Genesis or Saturn Drops... keep these prices the same, but if you're able to bump up the royalty percentage please do. 15% royalty is totally fair on Genesis and Saturn Drops.
Private Rights vs. Limited Rights. 'Limited Reproduction Rights' means the artist is selling the full commercial rights to the reproducibility of the art. This means the buyer can use the art for commercial projects, which could include making prints, t-shirt designs, website/blog graphics, etc. This does not mean that the purchaser could sell their own secondary licenses for the piece, or could retokenize it themselves. Add 10-20% to Limited Rights work. 'Private' means the artist retains the full copyright to the art. The buyer may display the art as part of their collection or resell it on the secondary market. This requires no additional price bump.
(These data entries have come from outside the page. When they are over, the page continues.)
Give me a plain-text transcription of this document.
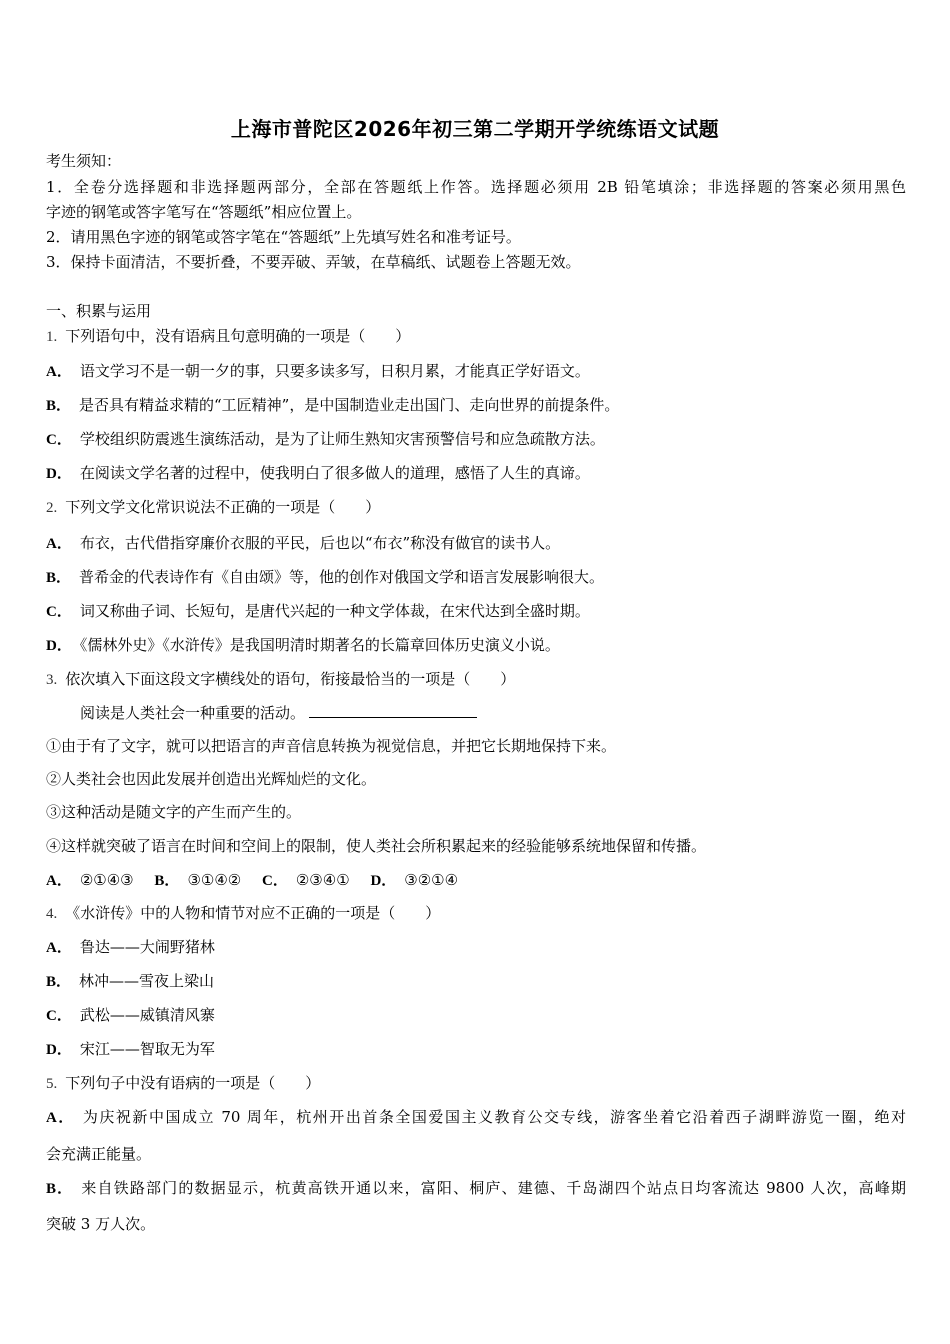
上海市普陀区2026年初三第二学期开学统练语文试题
考生须知：
1．全卷分选择题和非选择题两部分，全部在答题纸上作答。选择题必须用 2B 铅笔填涂；非选择题的答案必须用黑色
字迹的钢笔或答字笔写在“答题纸”相应位置上。
2．请用黑色字迹的钢笔或答字笔在“答题纸”上先填写姓名和准考证号。
3．保持卡面清洁，不要折叠，不要弄破、弄皱，在草稿纸、试题卷上答题无效。
一、积累与运用
1. 下列语句中，没有语病且句意明确的一项是（　　）
A． 语文学习不是一朝一夕的事，只要多读多写，日积月累，才能真正学好语文。
B． 是否具有精益求精的“工匠精神”，是中国制造业走出国门、走向世界的前提条件。
C． 学校组织防震逃生演练活动，是为了让师生熟知灾害预警信号和应急疏散方法。
D． 在阅读文学名著的过程中，使我明白了很多做人的道理，感悟了人生的真谛。
2. 下列文学文化常识说法不正确的一项是（　　）
A． 布衣，古代借指穿廉价衣服的平民，后也以“布衣”称没有做官的读书人。
B． 普希金的代表诗作有《自由颂》等，他的创作对俄国文学和语言发展影响很大。
C． 词又称曲子词、长短句，是唐代兴起的一种文学体裁，在宋代达到全盛时期。
D． 《儒林外史》《水浒传》是我国明清时期著名的长篇章回体历史演义小说。
3. 依次填入下面这段文字横线处的语句，衔接最恰当的一项是（　　）
阅读是人类社会一种重要的活动。
①由于有了文字，就可以把语言的声音信息转换为视觉信息，并把它长期地保持下来。
②人类社会也因此发展并创造出光辉灿烂的文化。
③这种活动是随文字的产生而产生的。
④这样就突破了语言在时间和空间上的限制，使人类社会所积累起来的经验能够系统地保留和传播。
A． ②①④③ B． ③①④② C． ②③④① D． ③②①④
4. 《水浒传》中的人物和情节对应不正确的一项是（　　）
A． 鲁达——大闹野猪林
B． 林冲——雪夜上梁山
C． 武松——威镇清风寨
D． 宋江——智取无为军
5. 下列句子中没有语病的一项是（　　）
A． 为庆祝新中国成立 70 周年，杭州开出首条全国爱国主义教育公交专线，游客坐着它沿着西子湖畔游览一圈，绝对
会充满正能量。
B． 来自铁路部门的数据显示，杭黄高铁开通以来，富阳、桐庐、建德、千岛湖四个站点日均客流达 9800 人次，高峰期
突破 3 万人次。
When To Raise NFT Art Prices
"Once your consistently producing work that gets into bidding wars you'll get what's understood as the floor. The floor is the base of where you should start pricing your items. As things progress, you can raise the purchase floor." GabrielDeanRoberts
Pay attention to the secondary market and not just because you get a cut from it. If your pieces are circulating and you see there is a demand, your new pieces will increase in value.
NFT Art Listing Strategy
- Buy It Now - This is best when the market is flat or declining but terrible in a hot market.
- Open to Offer - This hardest for collectors to figure out. Don't know when it will close and don't know what a reasonable offer would be. Best for high ticket resales like if you own a Beeple or something similar. Be prepared to be flooded w/ crap offers though.
- Auctions - These are best in a hot market for sellers because people have money to spend and want to win. If you list some for a lower price to get triggered faster you might get a 2nd bid easier. On the flip side, they are the worst for a flat or declining market for the seller. Great for buyers looking to get a bargain though.
- NFT market is currently tied to the cryptocurrency market. You as the artist may need to pay a little more attention to determine how to list your piece of work. Buy your ETH and mint when it is low. List, market, and promote when it is high. When it's flat, do more work.
Selling NFT art is not quite like any of the other markets out there. You have to do a bit of research and pay attention to the crypto market and the NFT market to decide how to price and list your art if you want to make a sale. If you are not an established artist you're going to have to work hard to network and get in front of NFT collectors. It's just like starting off new for the first time, because you are. It's a new market and it's going to take work, patience, persistence, and a smart pricing strategy to get your first sale. There's no such thing as easy money.